Greg’s narration is this book’s biggest strength. His commentary provides a unique and witty personality to the book that wouldn’t be there if the story was just told normally. From his thoughts and theories about certain parts of life to the many flashbacks that he provides when explaining the context behind things, Jesse Andrews plays with the first-person perspective a lot here, to the book’s benefit. Greg will talk at length about his troubles communicating with others, and will occasionally make remarks about the book itself, comparing it negatively to “proper books” that are more profound and have genuine, emotional moments and strong character development. He’ll even announce to the reader which parts of the book he hated writing the most, usually the more embarrassing parts.

This book also lives up to the hilarious nature of the back cover. Here’s one of my favorite parts (pg. 161-162) to show you the type of humor this book employs:

“I’ve learned over the years that basically anything can get anyone in the Jackson house enraged.

Cause: Madden 08 disc is scratched

Effect: Maxwell hurls Brandon into the television

Cause: Humidity

Effect: Felix uses Derrick’s forehead to inflict damage on Devin’s face

Cause: There is a bird outside

Effect: Brandon strides around aiming blows indiscriminately at people’s testicles”

It helps that Greg is at least an interesting character. He can be pretty selfish at times and makes questionable decisions often, but he calls himself out when he screws up and is always trying to be at least a decent person. He’s been making movies with his friend Earl for years, but never really saw himself as a skilled creator, and never seriously thinks about making it a career. Like I said before, we get to see a lot of the way this guy thinks through his telling of the story, which definitely helps to make him more likable, and is where a lot of the book’s comedy stems from.

This is normally the part where the tone switches and the reviewer starts talking about how “this is where the execution falls flat” or something like that, but in this case, there’s nothing bad to mention. The book is very focused, and there’s no annoying side characters or asinine filler. It tells the story it wants to tell in a fun but grounded manner, and it’s the first time in a long time that I was actively choosing to read a book, even when I wasn’t supposed to!
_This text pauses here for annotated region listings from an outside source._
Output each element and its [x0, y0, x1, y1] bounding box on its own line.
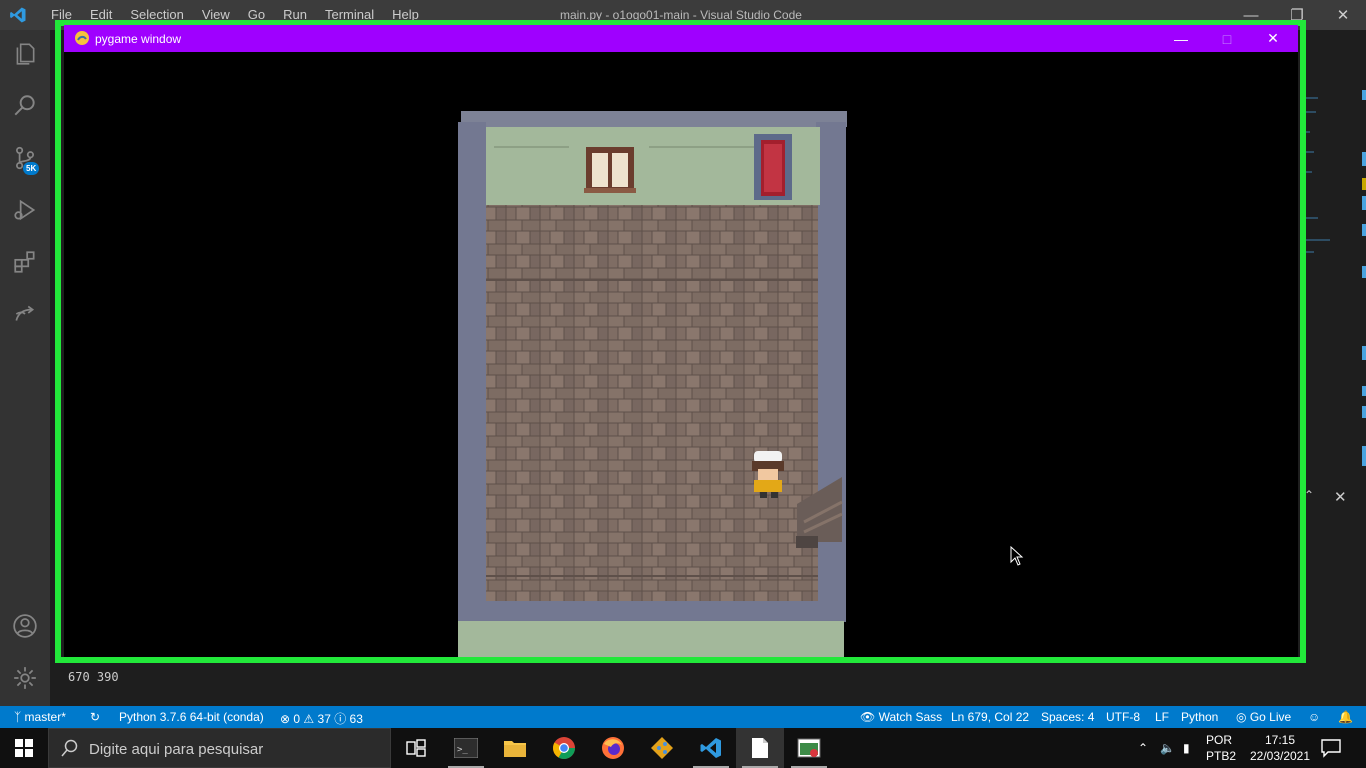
terminal-output-line: 670 390: [68, 670, 119, 684]
window-sprite: [584, 147, 636, 193]
source-control-icon[interactable]: 5K: [0, 134, 50, 182]
notepad-icon[interactable]: [736, 728, 784, 768]
sync-icon[interactable]: ↻: [90, 710, 100, 724]
problems-status[interactable]: ⊗ 0 ⚠ 37 ⓘ 63: [280, 710, 363, 727]
remote-icon[interactable]: [0, 290, 50, 338]
watch-sass-button[interactable]: 👁 Watch Sass: [860, 710, 942, 724]
git-client-icon[interactable]: [638, 728, 686, 768]
windows-taskbar: Digite aqui para pesquisar >_ ⌃ 🔈 ▮ POR …: [0, 728, 1366, 768]
game-canvas[interactable]: [64, 52, 1298, 657]
left-wall: [458, 122, 486, 622]
language-code: POR: [1206, 733, 1233, 747]
explorer-icon[interactable]: [0, 30, 50, 78]
pygame-titlebar[interactable]: pygame window — □ ✕: [64, 25, 1298, 52]
svg-text:>_: >_: [457, 745, 468, 755]
source-control-badge: 5K: [23, 162, 40, 175]
vscode-logo-icon: [10, 7, 26, 23]
floor: [486, 205, 818, 601]
volume-icon[interactable]: 🔈: [1160, 741, 1175, 755]
clock-date: 22/03/2021: [1249, 749, 1311, 763]
taskbar-search-box[interactable]: Digite aqui para pesquisar: [48, 728, 391, 768]
search-icon: [61, 739, 78, 757]
encoding[interactable]: UTF-8: [1106, 710, 1140, 724]
infos-count: 63: [349, 712, 363, 726]
line-ending[interactable]: LF: [1155, 710, 1169, 724]
language-mode[interactable]: Python: [1181, 710, 1218, 724]
feedback-icon[interactable]: ☺: [1308, 710, 1320, 724]
input-language[interactable]: POR PTB2: [1206, 732, 1236, 764]
pygame-window: pygame window — □ ✕: [64, 25, 1298, 657]
action-center-icon[interactable]: [1320, 738, 1342, 758]
keyboard-layout: PTB2: [1206, 749, 1237, 763]
pygame-minimize-icon[interactable]: —: [1158, 25, 1204, 52]
panel-close-icon[interactable]: ✕: [1334, 488, 1347, 506]
vscode-taskbar-icon[interactable]: [687, 728, 735, 768]
settings-gear-icon[interactable]: [0, 654, 50, 702]
pygame-taskbar-icon[interactable]: [785, 728, 833, 768]
activity-bar: 5K: [0, 30, 50, 706]
notifications-bell-icon[interactable]: 🔔: [1338, 710, 1353, 724]
indentation[interactable]: Spaces: 4: [1041, 710, 1094, 724]
cursor-position[interactable]: Ln 679, Col 22: [951, 710, 1029, 724]
terminal-panel: [50, 660, 1366, 706]
pygame-snake-icon: [75, 31, 89, 45]
close-icon[interactable]: ✕: [1320, 0, 1366, 30]
system-tray: ⌃ 🔈 ▮: [1138, 728, 1190, 768]
pygame-close-icon[interactable]: ✕: [1250, 25, 1296, 52]
clock-time: 17:15: [1264, 733, 1296, 747]
chevron-up-icon[interactable]: ⌃: [1138, 741, 1148, 755]
windows-start-icon[interactable]: [0, 728, 48, 768]
status-bar: ᛉ master* ↻ Python 3.7.6 64-bit (conda) …: [0, 706, 1366, 728]
chrome-icon[interactable]: [540, 728, 588, 768]
right-wall: [816, 122, 846, 622]
extensions-icon[interactable]: [0, 238, 50, 286]
errors-count: 0: [293, 712, 301, 726]
account-icon[interactable]: [0, 602, 50, 650]
clock[interactable]: 17:15 22/03/2021: [1248, 732, 1312, 764]
mouse-cursor-icon: [1010, 546, 1024, 566]
battery-icon[interactable]: ▮: [1183, 741, 1190, 755]
game-scene: [458, 111, 847, 657]
pygame-window-title: pygame window: [95, 32, 182, 46]
file-explorer-icon[interactable]: [491, 728, 539, 768]
search-placeholder: Digite aqui para pesquisar: [89, 741, 264, 758]
go-live-button[interactable]: ◎ Go Live: [1236, 710, 1291, 724]
task-view-icon[interactable]: [392, 728, 440, 768]
go-live-label: Go Live: [1249, 710, 1292, 724]
scrollbar-markers[interactable]: [1360, 90, 1366, 470]
minimap[interactable]: [1300, 92, 1340, 262]
top-wall: [461, 111, 847, 127]
search-icon[interactable]: [0, 82, 50, 130]
branch-status[interactable]: ᛉ master*: [14, 710, 66, 724]
run-debug-icon[interactable]: [0, 186, 50, 234]
python-interpreter[interactable]: Python 3.7.6 64-bit (conda): [119, 710, 264, 724]
terminal-app-icon[interactable]: >_: [442, 728, 490, 768]
firefox-icon[interactable]: [589, 728, 637, 768]
warnings-count: 37: [317, 712, 331, 726]
watch-sass-label: Watch Sass: [878, 710, 943, 724]
branch-label: master*: [24, 710, 66, 724]
pygame-maximize-icon[interactable]: □: [1204, 25, 1250, 52]
door-sprite: [754, 134, 792, 200]
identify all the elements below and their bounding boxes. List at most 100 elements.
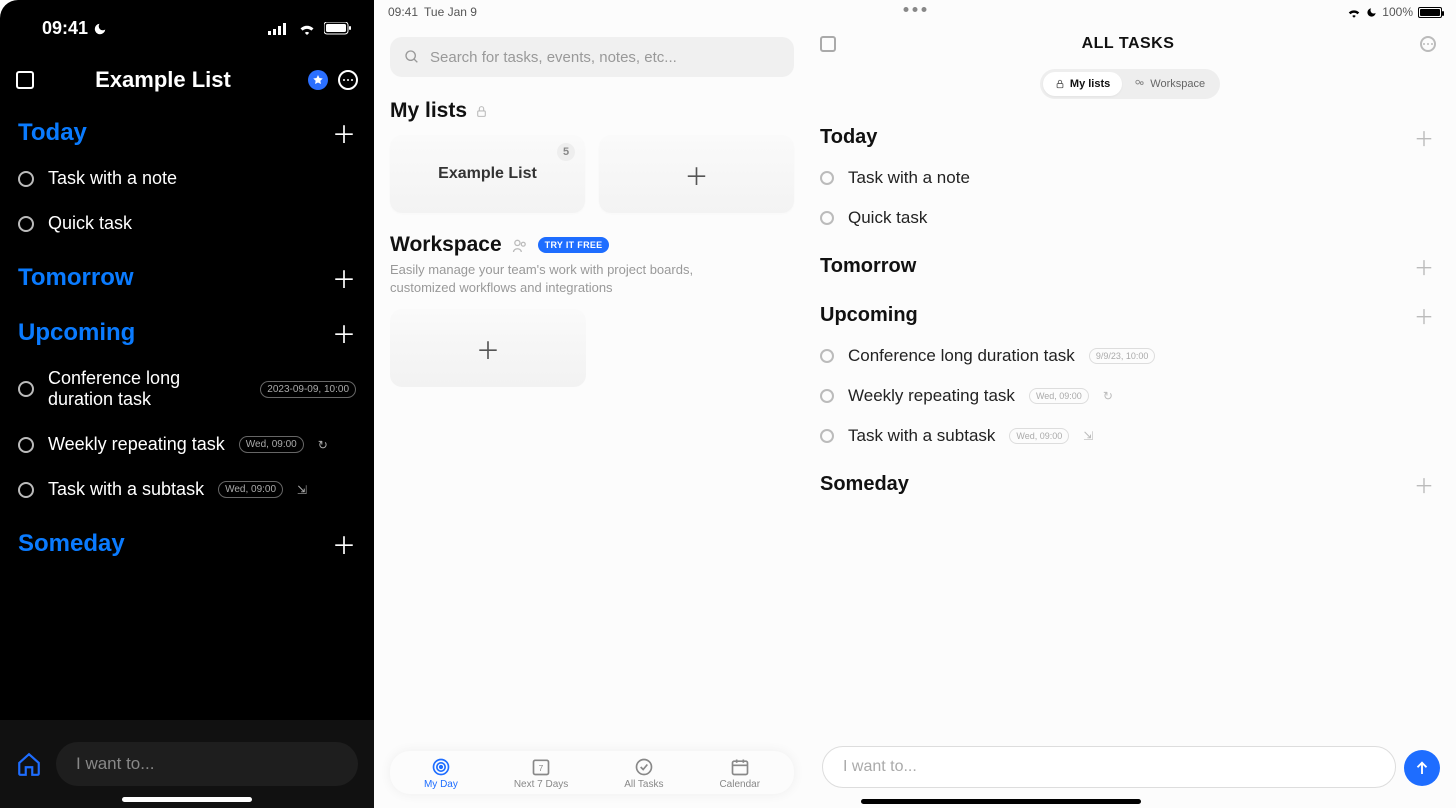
calendar7-icon: 7 (531, 757, 551, 777)
people-icon (1134, 79, 1145, 89)
status-date: Tue Jan 9 (424, 5, 477, 19)
section-label: Tomorrow (820, 255, 916, 278)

If that doesn’t show you that this is a dang good book, it’s a mystery as to what does. I mean, I would say Rachel could’ve been developed a lot more, as she’s more of a plot device than an individual a lot of the time, but it makes sense, cause that’s how Greg saw her. He never really learned too much about Rachel, he just made her laugh to fulfill his making-a-cancer-patient-happy responsibility. Man, there really is nothing to criticize here.

Is it one of the best books I’ve ever read? Well, depends on your mindset, because I may have read books much more profound and that I took much more away from, but I have never laughed this much while reading a book. So I suppose it is one of the best. It wins the HAHA! Award for making me say HAHA! Actually, that award would go to Lil Wayne’s album Rebirth, which might be the most fantastically terrible attempt at a rock/hip-hop fusion of all time. This is not that. I was laughing with Me and Earl and the Dying Girl, not at it. So I suppose I’ll just give it 5 stars then. Even if that’s a bit of a stretch.